4. Numerical splitting. Treat a quantum-mechanical “atom” trapped in the double well: \(V(x) = \lambda(x^{2} - a^{2})^{2}\) with \(\lambda = 1\,\mathrm{eV/nm^{4}}\), \(a = 0.1\,\mathrm{nm}\), \(m = m_{e}\) (electron mass).

(a) Compute the small-oscillation frequency \(\omega = \sqrt{8\lambda a^{2}/m}\) in units of \(\mathrm{rad/s}\), and the harmonic level spacing \(\hbar\omega\) in eV.

(b) Compute \(S_{\text{inst}}/\hbar\) using the result of Problem 2.

(c) Estimate the splitting \(\Delta = \hbar K\,\mathrm{e}^{-S_{\text{inst}}/\hbar}\) taking \(K\sim\omega\) on dimensional grounds. Compare \(\Delta\) to \(\hbar\omega\) and explain why the suppression by \(\mathrm{e}^{-S_{\text{inst}}/\hbar}\) makes \(\Delta\) “non-perturbative” — invisible to any finite-order expansion in \(\hbar\) around either single well.

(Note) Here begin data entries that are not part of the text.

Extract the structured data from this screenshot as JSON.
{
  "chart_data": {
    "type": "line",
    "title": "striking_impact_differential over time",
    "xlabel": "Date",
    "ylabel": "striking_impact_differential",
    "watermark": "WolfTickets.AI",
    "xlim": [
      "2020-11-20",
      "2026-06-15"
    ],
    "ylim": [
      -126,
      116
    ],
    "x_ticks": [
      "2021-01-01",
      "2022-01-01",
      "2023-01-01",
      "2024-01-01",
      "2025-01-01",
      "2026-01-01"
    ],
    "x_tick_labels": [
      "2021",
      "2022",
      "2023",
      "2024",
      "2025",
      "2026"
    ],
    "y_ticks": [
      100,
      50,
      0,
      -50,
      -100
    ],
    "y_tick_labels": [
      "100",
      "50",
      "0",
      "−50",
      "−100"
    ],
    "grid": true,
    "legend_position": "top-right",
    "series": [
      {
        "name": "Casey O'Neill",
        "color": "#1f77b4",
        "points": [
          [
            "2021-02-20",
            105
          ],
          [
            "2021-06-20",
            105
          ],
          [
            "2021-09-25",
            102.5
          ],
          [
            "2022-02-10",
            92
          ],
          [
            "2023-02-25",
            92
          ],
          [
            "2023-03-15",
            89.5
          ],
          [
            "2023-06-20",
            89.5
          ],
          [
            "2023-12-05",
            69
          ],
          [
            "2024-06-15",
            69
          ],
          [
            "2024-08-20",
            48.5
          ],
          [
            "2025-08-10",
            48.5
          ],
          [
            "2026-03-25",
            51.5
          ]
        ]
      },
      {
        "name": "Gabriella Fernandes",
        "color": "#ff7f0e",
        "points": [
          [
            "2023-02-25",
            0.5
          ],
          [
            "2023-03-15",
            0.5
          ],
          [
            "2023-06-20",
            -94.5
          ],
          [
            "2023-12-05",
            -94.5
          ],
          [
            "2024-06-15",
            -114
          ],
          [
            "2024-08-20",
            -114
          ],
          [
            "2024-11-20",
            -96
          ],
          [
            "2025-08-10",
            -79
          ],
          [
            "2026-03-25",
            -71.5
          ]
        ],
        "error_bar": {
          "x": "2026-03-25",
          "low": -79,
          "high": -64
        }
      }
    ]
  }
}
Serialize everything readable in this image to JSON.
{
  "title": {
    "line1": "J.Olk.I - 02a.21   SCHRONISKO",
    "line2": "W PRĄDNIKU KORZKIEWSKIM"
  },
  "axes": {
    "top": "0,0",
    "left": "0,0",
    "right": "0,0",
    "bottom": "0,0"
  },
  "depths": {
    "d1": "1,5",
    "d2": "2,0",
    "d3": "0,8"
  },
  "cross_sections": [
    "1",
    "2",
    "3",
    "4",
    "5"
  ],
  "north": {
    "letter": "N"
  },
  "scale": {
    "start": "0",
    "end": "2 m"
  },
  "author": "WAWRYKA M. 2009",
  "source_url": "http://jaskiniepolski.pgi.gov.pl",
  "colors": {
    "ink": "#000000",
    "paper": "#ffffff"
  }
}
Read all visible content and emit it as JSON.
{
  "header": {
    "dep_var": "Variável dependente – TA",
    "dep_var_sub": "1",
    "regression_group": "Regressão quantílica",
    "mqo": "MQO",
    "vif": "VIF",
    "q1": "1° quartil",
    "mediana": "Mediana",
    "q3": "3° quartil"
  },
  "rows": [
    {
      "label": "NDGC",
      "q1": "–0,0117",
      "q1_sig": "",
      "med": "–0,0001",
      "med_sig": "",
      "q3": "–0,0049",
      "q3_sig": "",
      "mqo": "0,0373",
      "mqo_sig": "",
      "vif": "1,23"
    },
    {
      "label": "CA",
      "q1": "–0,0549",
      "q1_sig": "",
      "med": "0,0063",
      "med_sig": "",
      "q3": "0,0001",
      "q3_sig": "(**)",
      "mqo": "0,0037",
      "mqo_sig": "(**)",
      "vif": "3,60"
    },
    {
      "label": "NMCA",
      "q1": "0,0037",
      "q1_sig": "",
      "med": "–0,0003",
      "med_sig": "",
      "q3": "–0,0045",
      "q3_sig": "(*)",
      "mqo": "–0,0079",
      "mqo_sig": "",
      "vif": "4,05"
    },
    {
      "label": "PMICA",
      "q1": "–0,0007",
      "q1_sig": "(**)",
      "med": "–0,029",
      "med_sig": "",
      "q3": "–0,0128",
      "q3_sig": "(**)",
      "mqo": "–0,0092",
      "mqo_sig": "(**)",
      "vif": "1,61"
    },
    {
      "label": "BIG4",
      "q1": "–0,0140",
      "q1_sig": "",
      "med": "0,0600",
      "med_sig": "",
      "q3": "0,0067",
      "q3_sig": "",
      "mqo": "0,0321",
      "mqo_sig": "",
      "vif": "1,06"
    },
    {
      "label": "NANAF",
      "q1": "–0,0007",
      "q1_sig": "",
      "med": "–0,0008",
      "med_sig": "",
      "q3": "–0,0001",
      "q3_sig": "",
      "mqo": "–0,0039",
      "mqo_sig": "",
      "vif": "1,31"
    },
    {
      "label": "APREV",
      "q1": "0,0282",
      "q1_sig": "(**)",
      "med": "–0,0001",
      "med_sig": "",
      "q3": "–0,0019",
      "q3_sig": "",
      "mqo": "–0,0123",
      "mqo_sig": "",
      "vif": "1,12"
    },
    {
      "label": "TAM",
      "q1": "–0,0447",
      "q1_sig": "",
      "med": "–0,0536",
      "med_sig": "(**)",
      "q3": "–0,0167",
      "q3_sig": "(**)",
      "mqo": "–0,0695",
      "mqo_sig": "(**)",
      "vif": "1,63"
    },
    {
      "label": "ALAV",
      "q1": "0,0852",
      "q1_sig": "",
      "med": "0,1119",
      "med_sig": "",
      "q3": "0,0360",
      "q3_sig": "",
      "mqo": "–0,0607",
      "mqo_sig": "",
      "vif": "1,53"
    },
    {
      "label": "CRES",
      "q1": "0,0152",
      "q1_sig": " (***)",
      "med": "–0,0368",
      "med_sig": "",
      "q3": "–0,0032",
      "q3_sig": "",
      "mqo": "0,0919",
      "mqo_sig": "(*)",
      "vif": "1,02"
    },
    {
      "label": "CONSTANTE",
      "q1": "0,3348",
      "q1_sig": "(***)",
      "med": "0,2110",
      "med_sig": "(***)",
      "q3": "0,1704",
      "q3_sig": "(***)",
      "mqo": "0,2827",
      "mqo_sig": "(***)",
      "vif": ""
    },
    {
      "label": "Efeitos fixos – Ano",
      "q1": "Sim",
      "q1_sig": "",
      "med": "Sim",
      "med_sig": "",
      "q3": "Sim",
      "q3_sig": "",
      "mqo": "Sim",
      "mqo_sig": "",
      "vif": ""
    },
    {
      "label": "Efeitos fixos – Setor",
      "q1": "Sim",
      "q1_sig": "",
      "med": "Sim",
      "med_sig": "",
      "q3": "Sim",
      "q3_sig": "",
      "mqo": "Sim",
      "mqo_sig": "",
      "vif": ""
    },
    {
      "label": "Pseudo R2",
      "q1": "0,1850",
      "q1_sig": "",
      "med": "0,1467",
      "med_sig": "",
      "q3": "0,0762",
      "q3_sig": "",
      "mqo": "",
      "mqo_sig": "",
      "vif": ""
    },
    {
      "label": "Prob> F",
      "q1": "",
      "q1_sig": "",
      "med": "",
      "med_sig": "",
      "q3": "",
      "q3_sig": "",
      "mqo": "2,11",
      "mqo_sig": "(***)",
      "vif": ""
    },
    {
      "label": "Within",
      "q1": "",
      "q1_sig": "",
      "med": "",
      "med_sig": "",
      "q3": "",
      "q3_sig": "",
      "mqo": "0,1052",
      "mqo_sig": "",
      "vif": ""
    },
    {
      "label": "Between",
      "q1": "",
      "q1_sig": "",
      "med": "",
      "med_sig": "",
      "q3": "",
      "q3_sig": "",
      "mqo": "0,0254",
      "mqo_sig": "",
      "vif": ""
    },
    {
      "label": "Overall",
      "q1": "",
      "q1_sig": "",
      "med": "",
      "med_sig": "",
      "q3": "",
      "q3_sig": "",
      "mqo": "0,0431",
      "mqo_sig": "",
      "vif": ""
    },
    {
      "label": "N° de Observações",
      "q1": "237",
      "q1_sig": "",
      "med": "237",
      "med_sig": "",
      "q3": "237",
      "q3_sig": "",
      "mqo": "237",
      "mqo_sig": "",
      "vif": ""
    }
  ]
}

5. Even vs odd traversals. The dilute instanton gas sums over paths with \(n = 0, 1, 2,\ldots\) instantons placed at distinct times along the imaginary-time interval \(T\).

(a) Argue that paths with an odd number of instantons end at the opposite minimum from where they started, while paths with an even number return to the original minimum. (Use the kink structure \(\pm a \to \mp a\).)

(b) Sum the contributions of odd \(n\) to obtain \(\langle -a\vert\mathrm{e}^{-\hat{H}T/\hbar}\vert a\rangle = \mathrm{e}^{-E_{0}T/\hbar}\sinh\!\bigl(K\mathrm{e}^{-S_{\mathrm{inst}}/\hbar}T\bigr)\), and the contributions of even \(n\) to obtain \(\langle a\vert\mathrm{e}^{-\hat{H}T/\hbar}\vert a\rangle = \mathrm{e}^{-E_{0}T/\hbar}\cosh\!\bigl(K\mathrm{e}^{-S_{\mathrm{inst}}/\hbar}T\bigr)\).

(c) Compare the off-diagonal expression with the eigenstate expansion \(\mathrm{e}^{-E_{0}T/\hbar}\sinh(\Delta T/\hbar)\) to recover the splitting formula \(\Delta = \hbar K\mathrm{e}^{-S_{\mathrm{inst}}/\hbar}\).

6. When do instantons exist. Consider three potentials:

(i) \(V(x) = \lambda(x^{2} - a^{2})^{2}\) — degenerate double well (the lecture’s example),

(ii) \(V(x) = \lambda x^{4}\) — single well at \(x = 0\),

(iii) \(V(x) = \lambda(x^{2} - a^{2})^{2} - \epsilon x\) — asymmetric double well with small \(\epsilon > 0\).

(a) For each, sketch \(-V(x)\) and identify the asymptotic behavior. Which inverted potentials admit a finite-action solution \(x(\tau)\) interpolating between two maxima of \(-V\) as \(\tau \to \pm\infty\)?

(b) For (ii), explain why no finite-action kink exists: what feature of the inverted potential is missing?

(c) For (iii), the minima of \(V\) are split by \(\Delta V \approx 2\epsilon a\). Argue that the inverted-potential trajectory starting from rest at the higher maximum cannot end at rest at the lower one — energy conservation forbids it. Conclude that exact instantons require degenerate vacua.

7. WKB vs instanton. The WKB tunneling exponent is \(T \propto \exp(-2\gamma)\) with \(\gamma = \frac{1}{\hbar}\int_{x_{1}}^{x_{2}}\kappa(x)\,\mathrm{d}x\) and \(\kappa(x) = \sqrt{2m(V(x) - E)}\) (matching the §3.3.2 convention). For the double-well at energy \(E = 0\) (the bottom of either well), compare \(2\gamma\) to \(S_{\text{inst}}/\hbar\) and confirm both predict the same exponential dependence on \(\lambda\), \(m\), and \(a\).